Colony formation assay
A total of 500 shCtrl, shANP32E#1 and shANP32E#2, OE-Ctrl and OE-ANP32E PANC1 and MIA cells were seeded into the 6-well plates. 10 days later, colonies were formed and the cell culture was removed. After washed by PBS for three times, the colonies were fixed by methanol and stained by crystal violet. Subsequently, the plates were washed by clean water and dried at room temperature. Then the colonies were photographed by the camera.
Cell cycle analysis
PI staining was used to analyze the cell cycle in PANC1 and MIA cells. Indicated cells were seeded in triplicate in 6-well plates. 2 days later, the cells were re-suspended in FBS free culture medium and fixed by 70% ethanol. After stained by PI regent, flow cytometer was used to analyze the cell cycle distribution in PANC1 and MIA cells.
Transwell assay
A total of 3×104 PANC1 or MIA cells in 200ul FBS free culture medium were seeded onto the upper surface of 8.0-μm filter migration chambers. The lower compartment contained 500ul DMEM medium with 10% FBS. 24 hours later, the cells attached on the upper surface were removed using cotton tips.

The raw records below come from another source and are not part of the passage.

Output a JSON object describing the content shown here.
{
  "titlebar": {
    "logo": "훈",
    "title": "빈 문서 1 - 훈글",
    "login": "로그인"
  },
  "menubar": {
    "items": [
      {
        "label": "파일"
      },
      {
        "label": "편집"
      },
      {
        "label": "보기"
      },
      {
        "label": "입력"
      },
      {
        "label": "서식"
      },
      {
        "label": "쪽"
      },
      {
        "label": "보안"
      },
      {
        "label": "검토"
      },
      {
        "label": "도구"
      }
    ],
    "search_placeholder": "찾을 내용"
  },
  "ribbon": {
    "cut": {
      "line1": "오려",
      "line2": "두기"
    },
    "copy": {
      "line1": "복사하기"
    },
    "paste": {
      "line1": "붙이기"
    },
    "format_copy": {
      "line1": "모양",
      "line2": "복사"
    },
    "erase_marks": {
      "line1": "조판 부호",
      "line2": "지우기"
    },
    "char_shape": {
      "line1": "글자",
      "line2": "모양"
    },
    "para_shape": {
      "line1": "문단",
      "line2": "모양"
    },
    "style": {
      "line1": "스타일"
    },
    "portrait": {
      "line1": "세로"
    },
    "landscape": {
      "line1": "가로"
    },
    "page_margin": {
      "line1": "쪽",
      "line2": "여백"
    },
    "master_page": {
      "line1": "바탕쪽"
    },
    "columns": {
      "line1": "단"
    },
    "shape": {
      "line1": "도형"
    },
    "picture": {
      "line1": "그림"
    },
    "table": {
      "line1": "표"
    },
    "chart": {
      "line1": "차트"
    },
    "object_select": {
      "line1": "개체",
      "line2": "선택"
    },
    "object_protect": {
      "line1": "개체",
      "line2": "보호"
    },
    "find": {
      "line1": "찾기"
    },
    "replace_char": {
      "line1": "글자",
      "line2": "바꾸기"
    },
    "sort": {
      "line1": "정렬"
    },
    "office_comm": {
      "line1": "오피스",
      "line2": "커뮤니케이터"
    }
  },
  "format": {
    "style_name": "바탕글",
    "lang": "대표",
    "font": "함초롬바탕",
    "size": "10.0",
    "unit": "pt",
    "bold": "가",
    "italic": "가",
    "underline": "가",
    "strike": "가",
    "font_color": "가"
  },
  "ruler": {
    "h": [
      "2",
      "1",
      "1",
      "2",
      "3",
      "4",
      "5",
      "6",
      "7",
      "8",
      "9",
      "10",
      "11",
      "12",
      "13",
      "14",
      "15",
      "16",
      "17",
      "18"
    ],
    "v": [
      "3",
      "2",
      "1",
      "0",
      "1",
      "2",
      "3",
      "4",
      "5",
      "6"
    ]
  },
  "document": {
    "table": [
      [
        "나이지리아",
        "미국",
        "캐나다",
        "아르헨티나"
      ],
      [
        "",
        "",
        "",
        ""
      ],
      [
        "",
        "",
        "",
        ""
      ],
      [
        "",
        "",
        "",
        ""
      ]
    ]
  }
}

The cells on the lower surface were fixed by methanol and stained by crystal violet. The images were photographed under a microscope.
Statistical analysis
Graphpad prism software was used to analyze the data as shown in the Figure. Students’t tests were used to determine the difference between two groups. One-way ANOVA was used to determine the difference when more than two groups. Statistical difference was considered significant when p<0.05.